Pourtant le pré-générique était plutôt prometteur : la présentation, sur un mode désenchanté, d'un John Connor esseulé après la mort de sa mère, dépressif et sans illusions, hanté par une destinée qu'il refuse mais qu'il craint toute proche : être le leader de la résistance, celui qui mènera l'humanité à la victoire dans la lutte contre les machines après le jugement dernier (le "Judgment Day", repoussé grâce aux événements advenus dans T2). Cinq premières minutes qui sont peut-être les plus habitées de tout le film, les seules où un maigre souffle dramaturgique se fera sentir car la suite sera nettement plus quelconque, décalque paresseux de T2 : 2 Terminators arrivent en ville, un nouveau modèle "féminin", le T-X, envoyé dans le passé pour tuer John Connor et ses futurs lieutenants, et un ancien modèle déjà connu, le T-101, chargé de le protéger ainsi que Kate Brewster, jeune vétérinaire qui jouera un rôle primordiale dans l'avenir (et interprétée par Claire Danes, d'une transparence peu commune, dans un rôle assez ingrat il est vrai…). C'est un scénario bien pauvre qui se jouera par la suite, une molle course-poursuite (et contre-la-montre) pour empêcher le jugement dernier tout proche ("Zut, plus que 3 heures !"), parvenant rarement à captiver le spectateur malgré l'importance de l'enjeu (un comble quand on se rappelle de la haute teneur tragique qui animait les 2 premiers volets).

Car ce T3 manque cruellement d'inspiration et chaque minute qui passe nous le rappelle : l'arrivée des 2 terminators empeste le déjà-vu et leurs premières rencontres avec le monde actuel ressemblent à de lourdes parodies, des gimmicks / passages obligés des plus pénibles (Schwarzy qui cherche un costume puis des lunettes de soleil, les déclarations ridicules du T-X lorsqu'elle trouve une voiture ou un pistolet de flic…).
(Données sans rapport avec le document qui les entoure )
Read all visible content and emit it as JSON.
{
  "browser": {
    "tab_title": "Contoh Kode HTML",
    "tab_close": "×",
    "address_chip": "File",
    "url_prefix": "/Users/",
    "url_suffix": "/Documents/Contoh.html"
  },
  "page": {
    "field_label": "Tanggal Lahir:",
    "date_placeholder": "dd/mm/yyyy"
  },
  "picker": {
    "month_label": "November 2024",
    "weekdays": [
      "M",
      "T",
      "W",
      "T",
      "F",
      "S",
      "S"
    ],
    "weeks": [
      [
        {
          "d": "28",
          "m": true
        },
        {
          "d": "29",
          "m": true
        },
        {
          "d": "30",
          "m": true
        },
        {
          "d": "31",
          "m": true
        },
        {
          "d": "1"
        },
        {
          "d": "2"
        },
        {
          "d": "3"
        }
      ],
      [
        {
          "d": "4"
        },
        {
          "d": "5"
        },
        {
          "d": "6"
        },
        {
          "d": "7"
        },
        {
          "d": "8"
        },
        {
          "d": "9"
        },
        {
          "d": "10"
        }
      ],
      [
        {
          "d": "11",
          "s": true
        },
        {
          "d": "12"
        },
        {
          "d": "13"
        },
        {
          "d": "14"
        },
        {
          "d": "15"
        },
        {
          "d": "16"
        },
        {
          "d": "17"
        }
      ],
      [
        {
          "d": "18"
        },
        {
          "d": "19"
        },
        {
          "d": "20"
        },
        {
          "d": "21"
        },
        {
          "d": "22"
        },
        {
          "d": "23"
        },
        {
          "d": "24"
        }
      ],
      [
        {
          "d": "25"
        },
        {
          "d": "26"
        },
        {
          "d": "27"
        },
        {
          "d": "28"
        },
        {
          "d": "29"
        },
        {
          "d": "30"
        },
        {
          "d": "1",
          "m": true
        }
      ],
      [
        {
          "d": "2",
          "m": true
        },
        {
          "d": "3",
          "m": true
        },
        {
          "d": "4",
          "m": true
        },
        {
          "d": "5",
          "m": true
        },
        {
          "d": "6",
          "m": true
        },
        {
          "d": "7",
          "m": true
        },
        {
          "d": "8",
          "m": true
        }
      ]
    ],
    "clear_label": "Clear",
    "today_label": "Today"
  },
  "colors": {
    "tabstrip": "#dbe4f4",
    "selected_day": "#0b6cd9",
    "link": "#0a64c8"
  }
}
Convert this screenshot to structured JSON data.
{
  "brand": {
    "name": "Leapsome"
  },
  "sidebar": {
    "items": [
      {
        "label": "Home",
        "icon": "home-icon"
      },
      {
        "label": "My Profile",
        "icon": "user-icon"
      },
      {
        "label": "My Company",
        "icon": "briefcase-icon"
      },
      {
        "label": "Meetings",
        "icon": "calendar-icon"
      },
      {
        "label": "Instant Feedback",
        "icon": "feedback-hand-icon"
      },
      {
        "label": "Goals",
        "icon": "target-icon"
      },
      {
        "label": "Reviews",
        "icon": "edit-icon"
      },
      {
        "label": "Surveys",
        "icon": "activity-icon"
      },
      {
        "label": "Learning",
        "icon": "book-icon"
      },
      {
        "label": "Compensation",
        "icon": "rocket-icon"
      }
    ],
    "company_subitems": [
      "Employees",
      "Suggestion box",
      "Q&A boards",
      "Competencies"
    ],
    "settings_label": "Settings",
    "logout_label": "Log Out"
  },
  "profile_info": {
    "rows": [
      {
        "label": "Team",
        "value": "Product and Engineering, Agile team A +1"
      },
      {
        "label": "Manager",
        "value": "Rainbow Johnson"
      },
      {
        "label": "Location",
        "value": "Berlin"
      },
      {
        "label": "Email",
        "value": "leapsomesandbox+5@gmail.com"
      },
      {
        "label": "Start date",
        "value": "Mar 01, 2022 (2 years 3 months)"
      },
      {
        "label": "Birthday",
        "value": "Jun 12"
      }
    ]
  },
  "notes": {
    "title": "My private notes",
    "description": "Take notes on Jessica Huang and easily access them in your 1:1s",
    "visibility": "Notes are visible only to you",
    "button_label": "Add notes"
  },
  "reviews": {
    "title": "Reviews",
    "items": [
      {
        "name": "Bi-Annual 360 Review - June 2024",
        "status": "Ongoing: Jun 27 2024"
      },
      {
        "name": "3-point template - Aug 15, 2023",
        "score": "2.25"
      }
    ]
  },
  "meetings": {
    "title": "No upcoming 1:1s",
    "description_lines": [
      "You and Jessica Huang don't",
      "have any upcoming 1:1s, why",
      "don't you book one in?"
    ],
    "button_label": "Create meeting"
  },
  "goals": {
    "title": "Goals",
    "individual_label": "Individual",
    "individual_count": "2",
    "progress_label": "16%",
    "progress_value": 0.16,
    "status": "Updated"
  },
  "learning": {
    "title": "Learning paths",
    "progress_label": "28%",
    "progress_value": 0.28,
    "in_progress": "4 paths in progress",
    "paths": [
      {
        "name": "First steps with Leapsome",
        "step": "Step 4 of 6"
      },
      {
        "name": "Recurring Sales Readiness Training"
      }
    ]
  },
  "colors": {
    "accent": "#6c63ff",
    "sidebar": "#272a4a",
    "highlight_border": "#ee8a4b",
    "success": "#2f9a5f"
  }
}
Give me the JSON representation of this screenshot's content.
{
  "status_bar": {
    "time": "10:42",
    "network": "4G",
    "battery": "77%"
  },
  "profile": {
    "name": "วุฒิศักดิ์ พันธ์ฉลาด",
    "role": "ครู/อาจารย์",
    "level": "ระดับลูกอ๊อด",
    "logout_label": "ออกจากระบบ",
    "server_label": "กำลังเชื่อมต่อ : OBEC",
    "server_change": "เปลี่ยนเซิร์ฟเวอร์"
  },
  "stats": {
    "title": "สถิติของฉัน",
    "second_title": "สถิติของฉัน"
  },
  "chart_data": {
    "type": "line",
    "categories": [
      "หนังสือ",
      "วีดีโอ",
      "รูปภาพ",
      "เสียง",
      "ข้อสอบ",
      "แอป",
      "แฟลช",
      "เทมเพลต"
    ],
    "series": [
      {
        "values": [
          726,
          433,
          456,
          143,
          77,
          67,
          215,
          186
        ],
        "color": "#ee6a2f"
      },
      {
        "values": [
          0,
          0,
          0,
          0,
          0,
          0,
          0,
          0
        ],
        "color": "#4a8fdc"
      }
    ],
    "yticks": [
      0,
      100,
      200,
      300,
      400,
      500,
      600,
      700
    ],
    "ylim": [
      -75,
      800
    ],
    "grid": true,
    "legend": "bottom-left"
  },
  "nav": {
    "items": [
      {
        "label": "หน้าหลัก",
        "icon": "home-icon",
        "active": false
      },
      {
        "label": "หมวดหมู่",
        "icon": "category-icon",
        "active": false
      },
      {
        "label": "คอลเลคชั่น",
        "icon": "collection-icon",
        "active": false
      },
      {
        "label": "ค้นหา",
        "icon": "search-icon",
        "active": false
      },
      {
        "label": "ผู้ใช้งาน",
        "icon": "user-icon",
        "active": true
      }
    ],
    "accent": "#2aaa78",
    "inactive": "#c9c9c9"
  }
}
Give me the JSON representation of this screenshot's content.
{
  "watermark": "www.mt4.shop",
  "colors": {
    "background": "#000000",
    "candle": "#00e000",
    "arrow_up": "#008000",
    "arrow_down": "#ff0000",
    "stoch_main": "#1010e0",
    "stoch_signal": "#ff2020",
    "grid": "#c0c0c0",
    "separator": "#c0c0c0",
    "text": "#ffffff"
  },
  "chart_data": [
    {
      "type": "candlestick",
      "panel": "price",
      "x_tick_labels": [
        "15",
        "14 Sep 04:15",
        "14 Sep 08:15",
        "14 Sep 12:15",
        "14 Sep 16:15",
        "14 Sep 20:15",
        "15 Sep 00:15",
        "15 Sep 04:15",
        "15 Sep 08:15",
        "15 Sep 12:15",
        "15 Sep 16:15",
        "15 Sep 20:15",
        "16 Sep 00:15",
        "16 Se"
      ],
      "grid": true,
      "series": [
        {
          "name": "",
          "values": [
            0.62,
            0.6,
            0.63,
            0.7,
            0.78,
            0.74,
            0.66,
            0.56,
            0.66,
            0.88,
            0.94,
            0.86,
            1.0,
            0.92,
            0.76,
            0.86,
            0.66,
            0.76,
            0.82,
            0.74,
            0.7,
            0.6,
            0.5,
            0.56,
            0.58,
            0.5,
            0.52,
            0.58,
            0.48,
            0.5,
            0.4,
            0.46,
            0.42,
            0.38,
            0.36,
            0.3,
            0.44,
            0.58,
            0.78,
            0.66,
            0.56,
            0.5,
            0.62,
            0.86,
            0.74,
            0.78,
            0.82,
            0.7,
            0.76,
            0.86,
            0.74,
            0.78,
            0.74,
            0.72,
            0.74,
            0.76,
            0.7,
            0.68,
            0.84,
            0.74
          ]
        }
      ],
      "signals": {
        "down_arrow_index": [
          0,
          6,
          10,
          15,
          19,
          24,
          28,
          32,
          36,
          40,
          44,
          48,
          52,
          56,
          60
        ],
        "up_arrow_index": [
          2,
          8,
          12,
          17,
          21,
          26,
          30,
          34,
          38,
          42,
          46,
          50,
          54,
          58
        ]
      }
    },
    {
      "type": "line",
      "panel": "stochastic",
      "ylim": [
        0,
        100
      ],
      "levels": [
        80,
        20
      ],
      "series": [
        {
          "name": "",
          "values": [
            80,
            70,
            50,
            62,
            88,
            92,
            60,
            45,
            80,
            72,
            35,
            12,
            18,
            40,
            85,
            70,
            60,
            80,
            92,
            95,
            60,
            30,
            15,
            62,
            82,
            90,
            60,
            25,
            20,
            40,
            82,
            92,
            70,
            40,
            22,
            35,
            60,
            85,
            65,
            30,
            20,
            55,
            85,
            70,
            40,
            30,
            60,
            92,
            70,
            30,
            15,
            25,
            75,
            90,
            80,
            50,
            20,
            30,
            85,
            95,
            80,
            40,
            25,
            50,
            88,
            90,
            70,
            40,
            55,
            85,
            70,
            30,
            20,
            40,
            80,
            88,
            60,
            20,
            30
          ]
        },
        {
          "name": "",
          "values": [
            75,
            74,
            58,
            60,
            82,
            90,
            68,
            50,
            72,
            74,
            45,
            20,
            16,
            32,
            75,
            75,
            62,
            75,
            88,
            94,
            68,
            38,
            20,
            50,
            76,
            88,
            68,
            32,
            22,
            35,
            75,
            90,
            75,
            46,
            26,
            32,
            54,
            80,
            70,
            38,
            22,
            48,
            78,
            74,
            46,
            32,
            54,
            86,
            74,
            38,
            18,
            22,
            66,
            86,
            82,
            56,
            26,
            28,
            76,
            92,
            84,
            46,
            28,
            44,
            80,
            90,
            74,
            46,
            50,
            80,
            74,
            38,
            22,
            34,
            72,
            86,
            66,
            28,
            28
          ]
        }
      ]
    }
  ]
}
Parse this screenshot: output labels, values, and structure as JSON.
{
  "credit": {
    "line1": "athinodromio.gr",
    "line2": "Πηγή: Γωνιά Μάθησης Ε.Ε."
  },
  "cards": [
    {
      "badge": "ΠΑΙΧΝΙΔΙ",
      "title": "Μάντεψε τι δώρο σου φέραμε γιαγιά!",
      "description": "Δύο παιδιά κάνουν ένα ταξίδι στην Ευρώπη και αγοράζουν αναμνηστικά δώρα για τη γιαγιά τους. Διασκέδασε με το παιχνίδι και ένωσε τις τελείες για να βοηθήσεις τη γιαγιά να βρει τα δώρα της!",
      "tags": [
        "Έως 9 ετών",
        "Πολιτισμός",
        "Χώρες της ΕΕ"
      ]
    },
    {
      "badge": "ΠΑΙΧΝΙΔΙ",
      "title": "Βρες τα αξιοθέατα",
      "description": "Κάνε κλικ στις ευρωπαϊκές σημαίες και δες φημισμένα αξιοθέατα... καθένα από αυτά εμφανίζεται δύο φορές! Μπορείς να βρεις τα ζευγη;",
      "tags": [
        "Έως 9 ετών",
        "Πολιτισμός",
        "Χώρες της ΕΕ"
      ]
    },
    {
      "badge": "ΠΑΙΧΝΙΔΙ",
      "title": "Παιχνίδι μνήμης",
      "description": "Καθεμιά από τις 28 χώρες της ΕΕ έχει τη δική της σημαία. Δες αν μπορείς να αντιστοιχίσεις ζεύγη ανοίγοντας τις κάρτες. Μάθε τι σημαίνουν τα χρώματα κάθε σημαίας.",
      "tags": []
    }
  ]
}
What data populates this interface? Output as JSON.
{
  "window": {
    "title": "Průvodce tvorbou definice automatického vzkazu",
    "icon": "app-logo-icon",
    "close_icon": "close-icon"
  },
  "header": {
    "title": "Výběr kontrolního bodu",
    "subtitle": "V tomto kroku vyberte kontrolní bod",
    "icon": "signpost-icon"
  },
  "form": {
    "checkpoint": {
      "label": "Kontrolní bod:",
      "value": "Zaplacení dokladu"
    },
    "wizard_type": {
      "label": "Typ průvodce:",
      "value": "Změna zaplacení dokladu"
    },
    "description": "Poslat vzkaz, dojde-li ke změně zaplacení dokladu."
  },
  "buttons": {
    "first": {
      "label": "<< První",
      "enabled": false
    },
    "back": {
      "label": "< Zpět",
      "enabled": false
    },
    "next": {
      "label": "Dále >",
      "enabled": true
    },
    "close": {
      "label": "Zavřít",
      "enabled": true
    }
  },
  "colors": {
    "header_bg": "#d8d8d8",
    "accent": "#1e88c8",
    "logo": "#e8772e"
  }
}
Le T-X, parlons-en justement, où l'on sent bien que les scénaristes ont essayé de refaire le coup du T-1000 ; or, faute d'un nouveau concept original, sa seule innovation notable consiste à être une femme, ainsi qu'un fourre-tout d'idées en vrac plutôt laborieuses (un bras canon-plasma ou lances-flammes, polyforme, contrôle de camions à distance, épluche concombre…) ; l'interprétation glaciale mais sans subtilité ni recul de Kristanna Loken achève de rendre ce méchant assez insipide et donc peu effrayant (et de nous faire regretter Robert Patrick). Ajoutons à ça des dialogues peu inspirés, des tours de passe-passe scénaristiques un peu durs à avaler (la rencontre et toute l'histoire entre John et Kate dont le père, comme par hasard, s'occupe de Skynet…), un humour pas toujours très réussi, des péripéties peu captivantes (le soulèvement des machines vers la fin ou le combat entre les 2 terminators dans les toilettes se regardent sans passion aucune…), un scénario plutôt maigrichon et sans originalité, et T3 se révèle un produit calibré tout ce qu'il y a de plus dispensable. D'autant plus dommage alors de voir subsister quelques traces d'éléments qui auraient mérité d'être développés plus en avant comme la propagation du virus permettant l'activation de Skynet, le futur de John et Kate, ou tout simplement l'attitude désespérée de John, laissant Nick Stahl (pourtant impeccable dans Bully de Larry Clark, ou In The Bedroom) faire ce qu'il peut avec un personnage trop fade.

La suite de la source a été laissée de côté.